国際自然保護連合(IUCN、本部・スイス)が世界の絶滅危惧種をまとめたレッドリストの最新版を公表した。マダガスカルに生息するキツネザルの仲間、ヨーロッパハムスター、日本人になじみ深いマツタケなどが絶滅危惧種に認定された。
レッドリストは絶滅の恐れがある生物の生息状況などを調べて分類したリスト。世界的に信頼度が高いリストはいくつかある中で、1966年に最初に作成され、その後更新されてきたIUCNのリストが最も権威があるとされる。レッドリストには12万種以上の生物が掲載され、最新リストではそのうちの3万2411種が絶滅危惧種に認定されている。絶滅危惧種はその危急度に応じて3ランクに分類されている。

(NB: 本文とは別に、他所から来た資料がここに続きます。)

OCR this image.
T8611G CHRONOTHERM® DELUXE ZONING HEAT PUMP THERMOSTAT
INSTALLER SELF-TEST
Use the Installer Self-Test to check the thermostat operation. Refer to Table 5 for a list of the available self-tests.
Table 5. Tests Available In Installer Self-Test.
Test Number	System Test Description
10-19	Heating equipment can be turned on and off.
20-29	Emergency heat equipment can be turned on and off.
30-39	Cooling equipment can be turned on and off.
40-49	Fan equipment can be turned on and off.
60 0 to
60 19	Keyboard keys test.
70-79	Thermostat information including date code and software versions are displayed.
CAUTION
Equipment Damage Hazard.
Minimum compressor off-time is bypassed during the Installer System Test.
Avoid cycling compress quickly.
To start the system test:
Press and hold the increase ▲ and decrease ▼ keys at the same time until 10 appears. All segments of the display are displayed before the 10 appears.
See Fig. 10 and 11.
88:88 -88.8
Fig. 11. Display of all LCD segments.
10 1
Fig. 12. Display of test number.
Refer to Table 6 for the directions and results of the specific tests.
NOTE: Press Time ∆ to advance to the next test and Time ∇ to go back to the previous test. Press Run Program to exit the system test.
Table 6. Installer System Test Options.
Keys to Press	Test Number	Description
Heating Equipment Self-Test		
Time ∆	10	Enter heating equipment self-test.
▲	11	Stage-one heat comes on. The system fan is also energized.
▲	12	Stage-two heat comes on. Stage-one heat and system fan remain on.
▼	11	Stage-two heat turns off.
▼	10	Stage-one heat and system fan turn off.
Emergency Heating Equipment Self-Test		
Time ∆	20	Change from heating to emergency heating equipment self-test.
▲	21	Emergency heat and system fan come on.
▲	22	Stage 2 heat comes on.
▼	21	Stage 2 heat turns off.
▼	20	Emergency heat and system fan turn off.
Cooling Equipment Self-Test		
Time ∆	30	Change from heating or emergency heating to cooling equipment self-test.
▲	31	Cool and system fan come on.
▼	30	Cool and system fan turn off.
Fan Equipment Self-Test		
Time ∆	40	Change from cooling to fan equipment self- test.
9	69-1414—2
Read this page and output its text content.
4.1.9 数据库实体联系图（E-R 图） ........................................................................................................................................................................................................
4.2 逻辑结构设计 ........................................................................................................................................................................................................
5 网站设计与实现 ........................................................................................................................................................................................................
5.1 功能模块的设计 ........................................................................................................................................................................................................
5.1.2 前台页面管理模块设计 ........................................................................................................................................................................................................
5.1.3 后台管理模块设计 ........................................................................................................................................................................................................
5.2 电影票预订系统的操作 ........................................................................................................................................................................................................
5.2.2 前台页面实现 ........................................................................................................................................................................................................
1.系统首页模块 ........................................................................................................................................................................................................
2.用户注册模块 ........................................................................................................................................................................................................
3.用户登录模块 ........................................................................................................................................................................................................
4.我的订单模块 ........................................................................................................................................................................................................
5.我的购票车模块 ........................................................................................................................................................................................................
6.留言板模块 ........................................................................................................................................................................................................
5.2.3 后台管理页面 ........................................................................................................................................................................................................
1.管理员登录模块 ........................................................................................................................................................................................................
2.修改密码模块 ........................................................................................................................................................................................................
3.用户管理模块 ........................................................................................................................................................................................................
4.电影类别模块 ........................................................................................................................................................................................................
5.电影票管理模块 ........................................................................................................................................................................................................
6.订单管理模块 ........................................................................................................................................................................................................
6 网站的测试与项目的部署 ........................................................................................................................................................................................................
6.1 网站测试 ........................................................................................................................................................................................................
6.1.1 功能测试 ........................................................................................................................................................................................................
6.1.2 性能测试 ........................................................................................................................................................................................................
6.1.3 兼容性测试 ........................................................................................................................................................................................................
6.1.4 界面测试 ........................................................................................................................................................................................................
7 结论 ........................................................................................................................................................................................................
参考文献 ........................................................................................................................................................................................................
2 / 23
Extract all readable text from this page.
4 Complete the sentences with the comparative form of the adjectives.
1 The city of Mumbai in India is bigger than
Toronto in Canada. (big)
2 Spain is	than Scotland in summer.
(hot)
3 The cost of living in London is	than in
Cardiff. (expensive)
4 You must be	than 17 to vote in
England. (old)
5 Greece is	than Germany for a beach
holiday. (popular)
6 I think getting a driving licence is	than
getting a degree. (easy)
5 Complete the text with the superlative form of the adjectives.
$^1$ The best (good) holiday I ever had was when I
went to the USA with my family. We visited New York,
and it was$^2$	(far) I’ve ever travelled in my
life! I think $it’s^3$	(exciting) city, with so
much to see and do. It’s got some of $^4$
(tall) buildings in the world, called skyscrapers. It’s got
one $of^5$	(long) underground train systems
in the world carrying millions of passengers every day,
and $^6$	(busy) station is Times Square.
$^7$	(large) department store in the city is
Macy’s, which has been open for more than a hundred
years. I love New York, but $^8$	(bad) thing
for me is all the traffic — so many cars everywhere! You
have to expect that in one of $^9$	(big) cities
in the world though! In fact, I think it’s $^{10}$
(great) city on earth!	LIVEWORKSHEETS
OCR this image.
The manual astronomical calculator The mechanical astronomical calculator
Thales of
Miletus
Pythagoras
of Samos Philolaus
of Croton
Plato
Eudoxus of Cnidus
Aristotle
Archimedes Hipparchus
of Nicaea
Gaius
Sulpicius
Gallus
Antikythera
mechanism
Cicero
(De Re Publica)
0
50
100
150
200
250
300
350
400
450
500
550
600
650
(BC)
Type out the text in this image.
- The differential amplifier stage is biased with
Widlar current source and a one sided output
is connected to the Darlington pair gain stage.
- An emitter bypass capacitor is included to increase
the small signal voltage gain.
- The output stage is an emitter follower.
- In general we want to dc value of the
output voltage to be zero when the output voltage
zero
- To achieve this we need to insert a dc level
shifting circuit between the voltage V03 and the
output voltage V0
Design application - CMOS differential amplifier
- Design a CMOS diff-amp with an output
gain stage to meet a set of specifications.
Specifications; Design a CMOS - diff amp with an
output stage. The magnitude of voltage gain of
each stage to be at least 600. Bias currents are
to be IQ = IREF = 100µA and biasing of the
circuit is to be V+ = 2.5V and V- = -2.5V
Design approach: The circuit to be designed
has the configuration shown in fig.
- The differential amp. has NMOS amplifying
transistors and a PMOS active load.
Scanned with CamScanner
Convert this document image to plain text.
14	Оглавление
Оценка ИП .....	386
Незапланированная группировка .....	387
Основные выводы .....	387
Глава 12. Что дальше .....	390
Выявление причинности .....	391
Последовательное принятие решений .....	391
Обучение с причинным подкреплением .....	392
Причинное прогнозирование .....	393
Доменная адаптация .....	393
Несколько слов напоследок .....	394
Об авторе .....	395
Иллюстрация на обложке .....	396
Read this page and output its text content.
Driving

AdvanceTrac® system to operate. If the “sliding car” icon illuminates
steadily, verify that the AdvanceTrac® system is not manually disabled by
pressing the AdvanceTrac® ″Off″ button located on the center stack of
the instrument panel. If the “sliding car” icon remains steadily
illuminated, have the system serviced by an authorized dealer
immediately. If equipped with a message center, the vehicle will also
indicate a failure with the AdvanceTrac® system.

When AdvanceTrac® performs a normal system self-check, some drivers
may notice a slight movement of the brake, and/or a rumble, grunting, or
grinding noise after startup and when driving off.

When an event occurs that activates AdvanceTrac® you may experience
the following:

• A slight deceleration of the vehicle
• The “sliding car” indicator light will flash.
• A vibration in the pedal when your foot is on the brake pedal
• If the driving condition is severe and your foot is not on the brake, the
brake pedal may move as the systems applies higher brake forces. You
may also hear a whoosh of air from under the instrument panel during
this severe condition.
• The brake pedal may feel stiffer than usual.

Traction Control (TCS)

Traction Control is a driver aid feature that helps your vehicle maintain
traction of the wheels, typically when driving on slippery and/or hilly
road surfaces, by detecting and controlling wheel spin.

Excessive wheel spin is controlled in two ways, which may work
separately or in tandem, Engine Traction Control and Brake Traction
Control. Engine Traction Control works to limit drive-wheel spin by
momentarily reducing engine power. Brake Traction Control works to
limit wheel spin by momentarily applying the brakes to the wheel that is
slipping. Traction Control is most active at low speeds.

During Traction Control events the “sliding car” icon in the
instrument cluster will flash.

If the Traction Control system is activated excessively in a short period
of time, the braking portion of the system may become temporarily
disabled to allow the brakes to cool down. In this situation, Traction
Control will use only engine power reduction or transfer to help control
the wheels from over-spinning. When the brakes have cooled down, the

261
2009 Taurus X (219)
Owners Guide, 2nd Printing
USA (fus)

IUCNが9日公表した最新リストによると、マダガスカルに生息することで知られるキツネザルの仲間107種のうち103種が絶滅危惧種とされ、うち33種が絶滅危惧種3ランク中、最も深刻な危急度1番目のランクに認定された。IUCNは「焼き畑農業などによる森林破壊や違法な狩猟が主な原因」としている。また欧州中部地域に生息し、日本にも輸入されることがあるヨーロッパハムスターも危急度1番目にランクされた。
日本に関連する動物、植物では、高級キノコ食材であるマツタケが初めて絶滅危惧種に認定された。3ランクのうち3番目のランクだ。マツタケはアカマツなどの根に菌が付いて成長する。日本や中国、韓国などアジアのほか北欧などにも分布する。
IUCNはマツタケが分布する松林の面積が過去50年間で3割以上減ったと推定。松枯れや伐採などにより松林が減少していることなどから、マツタケの生育量も減っていると評価した。マツタケについては、環境省がIUCNとは別に準絶滅危惧種に指定している。
国内で消費されるマツタケの9割以上が外国産。今回IUCNのレッドリスト入りしたが、絶滅危惧種に指定されるだけでは国際取引は規制されない。